The New York Times has published two parts of a three-part series about the epidemic of arbitration clauses that have cropped up in millions of transactions between corporations and their customers and employees. The clauses are routinely included in employment contracts, cell-phone contracts, consumer product purchase agreements, cable subscriptions, rental agreements, and a multitude of financial transactions, as a way to prevent injured parties from having their day in court. Giving up the constitutionally protected right to sue in state or federal court is a big deal and is often the result of ignorance and deceit: millions of people have no idea the clauses are there in the fine print of contract provisions written in legalese that few individuals ever read or comprehend. They don’t find out they’ve lost their rights until they need them.

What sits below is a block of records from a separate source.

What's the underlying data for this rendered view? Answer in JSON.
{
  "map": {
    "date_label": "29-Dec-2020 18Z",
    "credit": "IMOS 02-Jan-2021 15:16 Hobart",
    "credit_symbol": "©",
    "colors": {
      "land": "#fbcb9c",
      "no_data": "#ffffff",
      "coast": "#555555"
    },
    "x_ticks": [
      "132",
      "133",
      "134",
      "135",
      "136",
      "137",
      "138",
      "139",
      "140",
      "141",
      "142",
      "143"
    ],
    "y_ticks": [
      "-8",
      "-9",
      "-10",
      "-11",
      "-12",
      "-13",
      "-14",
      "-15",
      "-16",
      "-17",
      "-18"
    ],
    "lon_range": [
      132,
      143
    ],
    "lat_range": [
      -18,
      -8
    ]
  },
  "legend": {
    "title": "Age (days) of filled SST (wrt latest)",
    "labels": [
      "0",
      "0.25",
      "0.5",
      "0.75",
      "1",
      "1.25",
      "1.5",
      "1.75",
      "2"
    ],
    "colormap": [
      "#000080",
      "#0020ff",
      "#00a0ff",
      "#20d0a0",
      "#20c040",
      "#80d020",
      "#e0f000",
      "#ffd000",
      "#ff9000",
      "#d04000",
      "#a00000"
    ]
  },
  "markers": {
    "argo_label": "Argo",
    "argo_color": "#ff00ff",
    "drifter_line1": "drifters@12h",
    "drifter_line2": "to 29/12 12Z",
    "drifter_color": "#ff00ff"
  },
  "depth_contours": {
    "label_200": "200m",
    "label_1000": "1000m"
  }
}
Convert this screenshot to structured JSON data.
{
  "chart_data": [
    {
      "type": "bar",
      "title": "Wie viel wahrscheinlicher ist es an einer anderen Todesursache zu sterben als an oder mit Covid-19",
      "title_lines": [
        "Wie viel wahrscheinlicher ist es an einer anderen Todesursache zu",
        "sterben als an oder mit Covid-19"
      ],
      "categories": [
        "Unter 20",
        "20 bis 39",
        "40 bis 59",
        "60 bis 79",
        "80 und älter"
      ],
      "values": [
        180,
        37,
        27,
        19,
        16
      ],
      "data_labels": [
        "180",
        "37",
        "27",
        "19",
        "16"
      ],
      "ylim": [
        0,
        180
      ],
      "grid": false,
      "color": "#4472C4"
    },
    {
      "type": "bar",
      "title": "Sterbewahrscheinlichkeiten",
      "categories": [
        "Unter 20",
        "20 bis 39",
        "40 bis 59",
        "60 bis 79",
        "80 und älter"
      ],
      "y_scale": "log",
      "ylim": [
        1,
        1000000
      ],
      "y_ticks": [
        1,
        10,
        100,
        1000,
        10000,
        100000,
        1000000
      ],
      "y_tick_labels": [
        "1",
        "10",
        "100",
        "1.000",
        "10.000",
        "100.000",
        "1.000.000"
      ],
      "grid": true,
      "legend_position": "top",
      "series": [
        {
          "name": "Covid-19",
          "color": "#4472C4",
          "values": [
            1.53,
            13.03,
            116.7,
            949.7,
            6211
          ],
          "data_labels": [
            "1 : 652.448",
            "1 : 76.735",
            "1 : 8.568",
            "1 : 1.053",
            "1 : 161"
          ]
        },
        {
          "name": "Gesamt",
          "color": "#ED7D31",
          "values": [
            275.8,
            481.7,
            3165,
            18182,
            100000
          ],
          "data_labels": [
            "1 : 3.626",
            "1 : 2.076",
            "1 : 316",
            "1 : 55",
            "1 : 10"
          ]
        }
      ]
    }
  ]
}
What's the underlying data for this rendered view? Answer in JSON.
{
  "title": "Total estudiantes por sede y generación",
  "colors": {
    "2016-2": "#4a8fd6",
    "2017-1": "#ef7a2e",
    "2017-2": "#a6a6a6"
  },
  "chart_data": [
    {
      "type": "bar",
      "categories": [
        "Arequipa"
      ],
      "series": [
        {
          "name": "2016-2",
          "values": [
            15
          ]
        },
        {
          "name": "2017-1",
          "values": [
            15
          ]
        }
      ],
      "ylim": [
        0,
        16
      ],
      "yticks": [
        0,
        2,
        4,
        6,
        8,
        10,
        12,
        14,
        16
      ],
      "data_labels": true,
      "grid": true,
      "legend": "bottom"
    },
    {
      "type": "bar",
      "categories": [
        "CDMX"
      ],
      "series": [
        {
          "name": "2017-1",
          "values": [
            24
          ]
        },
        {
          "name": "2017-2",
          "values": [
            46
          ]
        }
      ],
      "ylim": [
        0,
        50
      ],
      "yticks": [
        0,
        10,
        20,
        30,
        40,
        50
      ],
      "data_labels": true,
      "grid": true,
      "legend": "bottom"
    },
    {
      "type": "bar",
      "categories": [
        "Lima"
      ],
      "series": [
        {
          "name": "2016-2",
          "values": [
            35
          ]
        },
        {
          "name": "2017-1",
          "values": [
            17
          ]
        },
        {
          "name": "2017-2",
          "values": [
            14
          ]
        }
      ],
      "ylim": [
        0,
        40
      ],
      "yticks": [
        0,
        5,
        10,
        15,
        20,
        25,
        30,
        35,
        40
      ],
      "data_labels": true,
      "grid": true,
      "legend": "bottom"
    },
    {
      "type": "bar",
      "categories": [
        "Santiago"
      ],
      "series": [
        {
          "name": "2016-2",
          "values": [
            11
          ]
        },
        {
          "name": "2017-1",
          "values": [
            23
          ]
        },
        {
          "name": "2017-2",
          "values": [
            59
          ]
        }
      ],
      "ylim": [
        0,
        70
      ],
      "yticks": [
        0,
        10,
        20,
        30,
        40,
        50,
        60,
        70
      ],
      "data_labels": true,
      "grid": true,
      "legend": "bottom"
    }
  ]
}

Individuals give up not just their right to go to court but all protections regarding the venue of any hearing their claim will receive (for example, the agreement might require arbitration in a city a thousand miles away). They might give up certain remedies and the right to appeal even if the arbitrator gets the law completely wrong, and give up the essential right to join with other victims to file a class action, especially important when each claim is small and no single individual could rationally pay to hire a lawyer and bring a lawsuit for such a small sum.

The myth is that arbitration is preferable because it allows individuals to resolve their grievances easily, quickly, and cheaply. In fact, arbitration can be more expensive for a plaintiff than a civil suit because instead of a small filing fee in court, the plaintiff will have to pay half of the arbitrator’s fee, or sometimes all of it if the arbitration clause includes a “loser pays” provision. Legal fees can be ruinous, and the Times story relates the case of a woman who owes $200,000 in attorney fees after losing a case in which her former employer allegedly destroyed evidence.

Perhaps the worst aspect of the forced arbitration epidemic is the loss of a neutral trier of fact. Unlike judges who have lifetime appointments to the bench and are protected from financial pressure, arbitrators rely on the companies to use them again and again, creating a financial pressure to please the corporation that will have many arbitration cases in the future rather than the individual plaintiff, who will probably never use an arbitrator again.

EPI plans to publish an overview of the arbitration epidemic soon, written by two of the nation’s top legal experts on the subject, Alex Colvin of Cornell University’s School of Industrial and Labor Relations and Katherine Stone of UCLA’s School of Law. Their paper will focus on the damage compulsory arbitration is doing to employment law, where the use of such clauses has exploded. As a graph in the New York Times story reveals, employment cases are the area of the law that has seen the largest increase in arbitrations and now account for 40 percent of all arbitration cases.

In our 12-point Agenda to Raise America’s Pay, we recommend that forced binding arbitration be prohibited in employment contracts (agenda item number 7).